Laser-induced shock waves in PMMA confined foils

Confined ablation experiments were performed to measure pulsed laser-induced shock wave profiles in aluminum and copper foils by using polyvinylidene fluoride (PVDF) gauges. The aluminum and copper targets of 40–200 μm thickness were irradiated by neodymium laser at 1.06 μm wavelength and at a pulse width of 33 ns (FWHM, full-width at half-maximum) at a power density around 0.45 G W/cm2. A 3 mm thick polymethyl methacrylate (PMMA) overlay was used to confine the target. Experimental measurements revealed the dependence of the laser-induced shock pressure on the thickness and material properties of the target. It was found that attenuation of peak pressure of the laser-induced shock waves could be well fitted by a power-form function PM=P0X−n. Here, n is a parameter relevant to material properties, P0 is the pressure when X=1 and PM is the maximum pressure at X, the propagation distance of the shock wave from the front surface of the target. A simplified analytical description is presented to illustrate the features of the shock profiles obtained from experiments.
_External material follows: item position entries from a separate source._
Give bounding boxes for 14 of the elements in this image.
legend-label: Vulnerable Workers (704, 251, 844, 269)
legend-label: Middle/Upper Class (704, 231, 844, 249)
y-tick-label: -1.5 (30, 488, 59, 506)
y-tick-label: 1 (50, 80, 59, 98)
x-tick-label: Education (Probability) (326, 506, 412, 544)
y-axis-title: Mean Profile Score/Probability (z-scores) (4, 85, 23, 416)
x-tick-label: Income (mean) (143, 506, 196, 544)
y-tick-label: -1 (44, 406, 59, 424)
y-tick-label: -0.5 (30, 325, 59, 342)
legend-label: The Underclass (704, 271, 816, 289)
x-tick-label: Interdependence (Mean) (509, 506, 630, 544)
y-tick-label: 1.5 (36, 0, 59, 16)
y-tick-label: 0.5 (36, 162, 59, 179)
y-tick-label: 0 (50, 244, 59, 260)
The space–time diagram of wave propagation and the successive pressure states were determined from which theoretical pressure time profiles were constructed. Both the experiment and theoretical analysis inferred a shock pressure of 4.5–5.5 kbar in the target. Some direct ablation experiments were also conducted to evaluate the enhancement of pressure for PMMA confinement. By comparison with direct ablation, confined ablation can increase the pressure by 7.5–11.8 times. The study provides the data for the PMMA-confined targets.